I was speaking with a leader in industrial robotics about some of the challenges they face in maintaining compliance with GDPR. I learned about the concerns for protecting personally identifiable information when images are being sent to the cloud at 5 Hz.

My initial thought was that, since these robots are performing object detection on-device, why not blur within the bounding box around a person pictured? However, I learned the problem was more subtle.

This is because it may be of interest to identify an object held in the hand of a worker on the factory floor, for example. Let's assume that personally identifiable info is not limited to photos with faces, otherwise we can get away with face detection and occlusion.

My partner and I have also been working on a project to develop an AI personal trainer.
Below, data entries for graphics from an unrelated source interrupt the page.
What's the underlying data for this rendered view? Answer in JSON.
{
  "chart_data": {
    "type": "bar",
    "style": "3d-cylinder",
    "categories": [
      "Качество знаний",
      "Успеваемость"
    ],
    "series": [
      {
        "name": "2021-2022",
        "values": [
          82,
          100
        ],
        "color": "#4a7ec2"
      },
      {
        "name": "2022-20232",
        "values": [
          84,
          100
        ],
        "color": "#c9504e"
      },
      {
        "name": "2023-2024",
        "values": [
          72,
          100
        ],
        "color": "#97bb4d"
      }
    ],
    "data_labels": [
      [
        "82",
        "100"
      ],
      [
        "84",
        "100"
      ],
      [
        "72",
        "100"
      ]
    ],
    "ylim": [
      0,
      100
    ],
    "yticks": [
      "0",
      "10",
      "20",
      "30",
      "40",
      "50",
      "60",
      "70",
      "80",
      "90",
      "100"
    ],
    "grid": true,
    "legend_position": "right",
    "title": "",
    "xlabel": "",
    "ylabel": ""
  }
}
In this project, we are making use of PoseNet. As I went about my day, it occurred to me that this model is much more specialized to localizing on humans and so I started experimenting.

With the use-case of tracking hands in mind, I ran PoseNet on some video of dancers. Applying opencv, we have a fast implementation which masks everything but the hands.

track body part PoseNet

Since PoseNet does not annotate every image frame with the location of a wrist, some images were discarded. Additionally, you'll notice the dancer move his wrist in front of the face. Also, for this quick demo, I chose one fixed size for the circular mask.

The natural next steps would include exploring ways to improve the quality of inference to identify the wrists. Or perhaps using continuity in time to guess the most likely position. In fact, using the configuration of the rest of the body, we can make a pretty good guess i.e. the wrist bone is connected to the arm bone :). This additional information will also help refine our mask when the face and hands are framed closely together. Finally, a simple rule which scales the mask with respect to the relative size of the figure pictured would help keep a tight crop around the hand and whatever we expect it to hold.

PoseNet is fast and specialized to identifying keypoints on the body. This makes the model a natural choice when we are interested in analyzing human behavior. Using the fact that bodies move smoothly in time along with their geometric regularities, we can more efficiently and precisely answer questions like these.